I have a thing where I immediately doubt any ML paper that imitates a process then claims that the model is sometimes “even better” than the original process. This almost always means that there is an overzealous experimenter or a PI who didn’t know what they were dealing with.

Hello, lead author here. First: you are right! A surrogate model is a fancy interpolator so, eventually, it will just be as good as the model it is trying to mimic, not more. The piece that probably got lost in translation is that the codes we are mimicking have some accuracy settings, which sometimes you can't push to maximum because of the computational cost. But with the kind of tools we are developing, we can push these settings when we are creating the training dataset (as this is cheaper than running the full analysis). In this way, the emulator might be more precise than the original code with "standard settings" (because it has been trained using more accurate settings). This claim of course needs check: if I am including an effect that might have a 0.1% on the final answer but the surrogate has an emulation error of order 1%, clearly the previous claim would not be true.

There are straightforward emulation settings in which a trained emulator can be more accurate than a single forward run, even when both training and "single forward run" use the same accuracy settings.

Suppose you emulate a forward model y = F(x), by choosing a design X = {x1, ..., xN}, and making a training set T = {(x1, y1), ..., (xN, yN)}.

With T, you train an emulator G. You want to know how good y0hat = G(x0) is compared to y0 = F(x).

If there is a stochastic element to the forward model F, there will be noise in all of the y's, including in the training set, but also including y0! (Hopefully your noise has expectation 0.)

(This would be the case for a forward model that uses any kind of Monte Carlo under the hood.)
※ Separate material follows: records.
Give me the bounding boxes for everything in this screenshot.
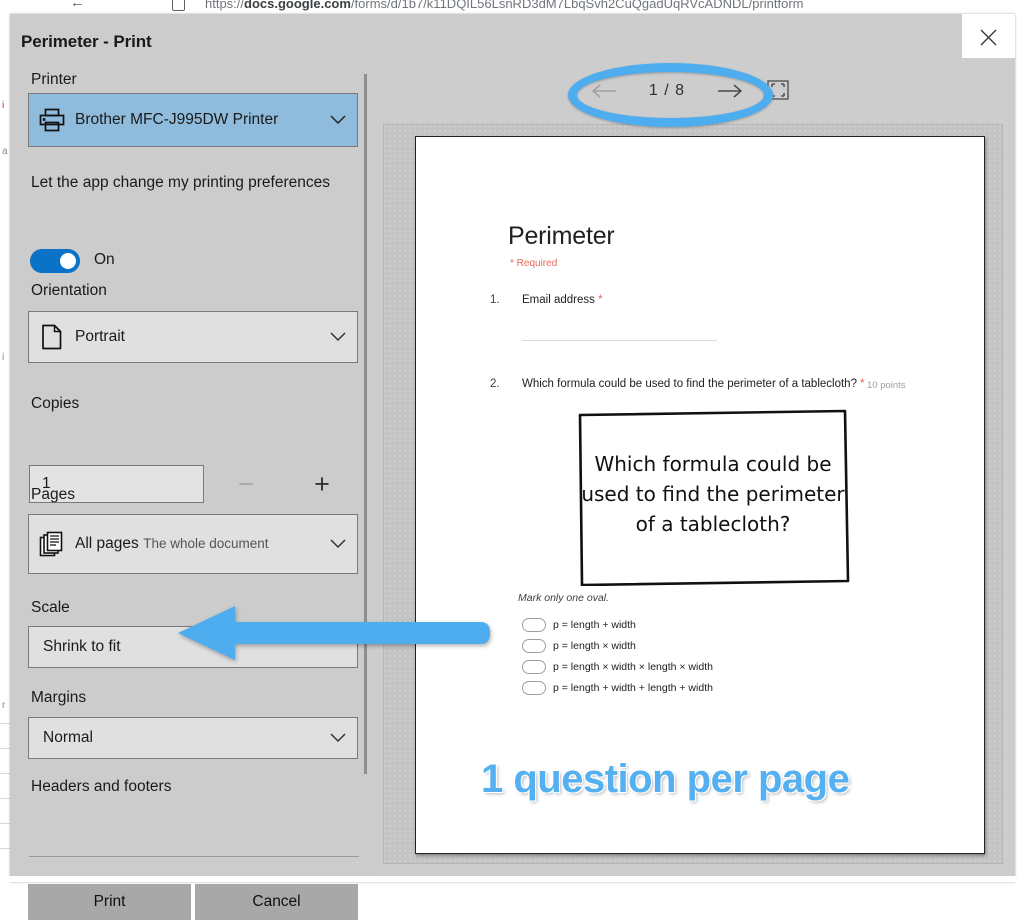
pages-value: All pages — [75, 535, 139, 552]
edge-fragment: a — [2, 146, 8, 157]
orientation-label: Orientation — [31, 282, 107, 299]
printer-combo[interactable]: Brother MFC-J995DW Printer — [28, 93, 358, 147]
settings-scrollbar[interactable] — [364, 74, 367, 774]
window-bottom-edge — [0, 876, 1024, 882]
svg-text:used to find the perimeter: used to find the perimeter — [581, 482, 845, 506]
pages-stack-icon — [29, 531, 75, 557]
orientation-value: Portrait — [75, 328, 125, 345]
margins-label: Margins — [31, 689, 87, 706]
annotation-caption: 1 question per page — [481, 757, 850, 801]
printer-icon — [29, 108, 75, 132]
headers-footers-label[interactable]: Headers and footers — [31, 778, 171, 796]
annotation-oval-highlight — [568, 63, 773, 127]
question-text: Which formula could be used to find the … — [522, 378, 865, 390]
question-points: 10 points — [867, 380, 906, 391]
form-required-note: * Required — [510, 258, 558, 269]
chevron-down-icon — [319, 332, 357, 342]
scale-value: Shrink to fit — [43, 638, 121, 655]
headers-footers-divider — [29, 856, 359, 857]
annotation-arrow — [178, 604, 490, 662]
print-settings-pane: Printer Brother MFC-J995DW Printer Let t… — [10, 58, 372, 920]
chevron-down-icon — [319, 733, 357, 743]
preview-surface: Perimeter * Required 1. Email address * … — [383, 124, 1003, 864]
pages-subtext: The whole document — [143, 536, 269, 551]
url-host: docs.google.com — [244, 0, 351, 11]
option-row[interactable]: p = length × width × length × width — [522, 660, 713, 674]
question-image: Which formula could be used to find the … — [577, 409, 850, 586]
option-row[interactable]: p = length × width — [522, 639, 636, 653]
form-title: Perimeter — [508, 222, 615, 250]
svg-text:of a tablecloth?: of a tablecloth? — [636, 512, 791, 536]
print-dialog: Perimeter - Print Printer Brother MFC-J9… — [10, 14, 1015, 920]
option-label: p = length × width × length × width — [553, 661, 713, 673]
option-oval[interactable] — [522, 660, 546, 674]
browser-url-text: https://docs.google.com/forms/d/1b7/k11D… — [205, 0, 804, 11]
toggle-knob — [60, 253, 76, 269]
option-oval[interactable] — [522, 618, 546, 632]
option-oval[interactable] — [522, 639, 546, 653]
option-oval[interactable] — [522, 681, 546, 695]
print-button[interactable]: Print — [28, 884, 191, 920]
url-scheme: https:// — [205, 0, 245, 11]
close-icon — [980, 29, 997, 45]
orientation-combo[interactable]: Portrait — [28, 311, 358, 363]
page-portrait-icon — [29, 324, 75, 350]
edge-fragment: r — [2, 700, 6, 711]
edge-fragment: i — [2, 100, 5, 111]
margins-combo[interactable]: Normal — [28, 717, 358, 759]
question-number: 1. — [490, 294, 500, 306]
question-number: 2. — [490, 378, 500, 390]
page-title: Perimeter - Print — [21, 32, 152, 51]
edge-fragment: i — [2, 352, 5, 363]
option-row[interactable]: p = length + width + length + width — [522, 681, 713, 695]
chevron-down-icon — [319, 539, 357, 549]
pages-label: Pages — [31, 486, 75, 503]
mark-instruction: Mark only one oval. — [518, 592, 610, 604]
url-path: /forms/d/1b7/k11DQIL56LsnRD3dM7LbqSvh2Cu… — [350, 0, 804, 11]
copies-label: Copies — [31, 395, 80, 412]
question-text: Email address * — [522, 294, 603, 306]
option-label: p = length + width + length + width — [553, 682, 713, 694]
email-answer-line — [522, 340, 717, 341]
pages-combo[interactable]: All pages The whole document — [28, 514, 358, 574]
option-row[interactable]: p = length + width — [522, 618, 636, 632]
margins-value: Normal — [43, 729, 93, 746]
svg-text:Which formula could be: Which formula could be — [594, 452, 831, 476]
app-preferences-label: Let the app change my printing preferenc… — [31, 174, 330, 191]
preview-page: Perimeter * Required 1. Email address * … — [415, 136, 985, 854]
chevron-down-icon — [319, 115, 357, 125]
option-label: p = length + width — [553, 619, 636, 631]
app-preferences-state: On — [94, 251, 115, 268]
site-lock-icon — [172, 0, 185, 11]
scale-label: Scale — [31, 599, 70, 616]
copies-decrement-button[interactable]: − — [226, 465, 266, 503]
close-button[interactable] — [962, 14, 1015, 60]
copies-increment-button[interactable]: + — [302, 465, 342, 503]
browser-back-icon: ← — [70, 0, 85, 11]
app-preferences-toggle[interactable] — [30, 249, 80, 273]
cancel-button[interactable]: Cancel — [195, 884, 358, 920]
printer-value: Brother MFC-J995DW Printer — [75, 111, 279, 128]
printer-label: Printer — [31, 71, 77, 88]
option-label: p = length × width — [553, 640, 636, 652]
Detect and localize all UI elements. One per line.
In this case, because the trained G(x0) is averaging over (say) all the nearby x's, you can see variance reduction in y0hat compared to y0. This, for example, would apply in a very direct way to G's that are kernel methods.

I have observed this in real emulation problems. If you're pushing for high accuracy, it's not even rare to see.

More speculatively, one can imagine settings in which (deterministic) model error, when averaged out over nearby training samples in computing y0hat, can be smaller than the single-point model error affecting y0. (For example, there are some errors in a deterministic lookup table buried in the forward model, and averaging nearby runs of F causes the errors to decrease.)

I have seen this claim credibly made, but verifying it is hard -- the minute you find the model error that explains this[*], the model will be fixed and the problem will go away.

[*] E.g., with a plot of y0hat overlaid on y0, and the people who maintain the forward model say "do you have y0 and y0hat labeled correctly?"